What Haskell wants at the cinema is attention to "a subtle, vital detail", namely, "the degree to which a woman, however small her part, is seen to have an interior life: a continuum which precedes and succeeds her relationship with men and by which she, too, defeats time temporarily and transcends her biological fate." The films which best meet Haskell's criteria were illustrated by the relationships between Lauren Bacall and Humphrey Bogart in To Have and Have Not (1944), and between Katharine Hepburn and Spencer Tracy in Adam's Rib (1949) and Pat and Mike (1952).

== Reception ==
In a review of From Reverence to Rape in Diacritics, David Grossvogel wrote that Haskell's book struggles with "definitional problems" because the target of her discussion is often shifting around:
Haskell speaks sometimes about the movies as if they were accurate sociological documents—correct representations of the American woman between 1920 and the present. Sometimes, her very argument requires her to acknowledge that the motion pictures distorted the image of the American woman. And at still other times, she finds herself speaking of an actual person, the woman as movie actress, whose private life is variously given as an evidence that is reflected in her role, that transcends her role, or that is in deliberate contradiction to that role. It is especially Haskell's admiration for certain screen personalities that blurs the distinctions between the public (fictional) image and the private person. When she notes, for example, that "Garbo herself was not without traces of self-mockery. The raised eyebrow indicated infinite knowledge of the world including a playful regard for her own image", Haskell allows the contamination of two discrete worlds.
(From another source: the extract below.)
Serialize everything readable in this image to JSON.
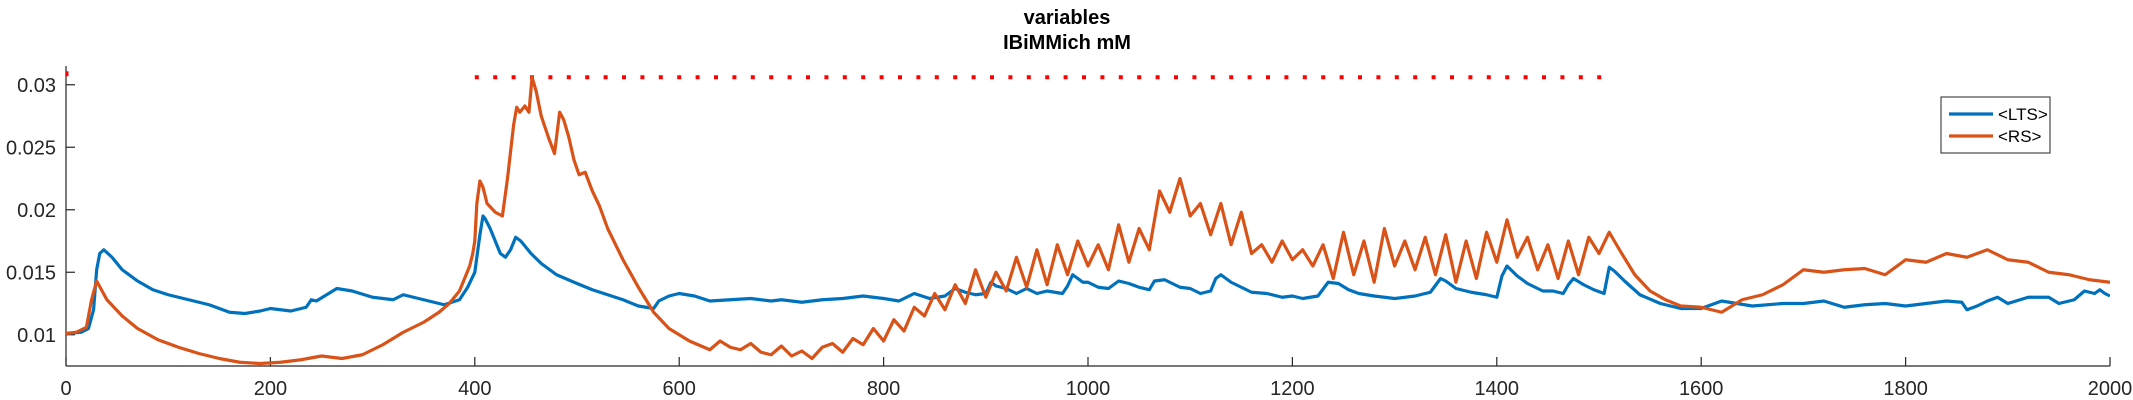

In a New York Times review of the book, Jane Wilson noted how Haskell occasionally becomes "extraordinarily angry—and her fury breaks through repeatedly to sour the proceedings and muddle her thinking." But Wilson praises the way the author gathers and presents evidence to prove her points:
This she does very well, first organizing her material by decades, from the twenties to the fifties, adding chapters on "The Europeans" and "The Woman's Film," and then tying the whole sorry story together with a survey of the past ten years.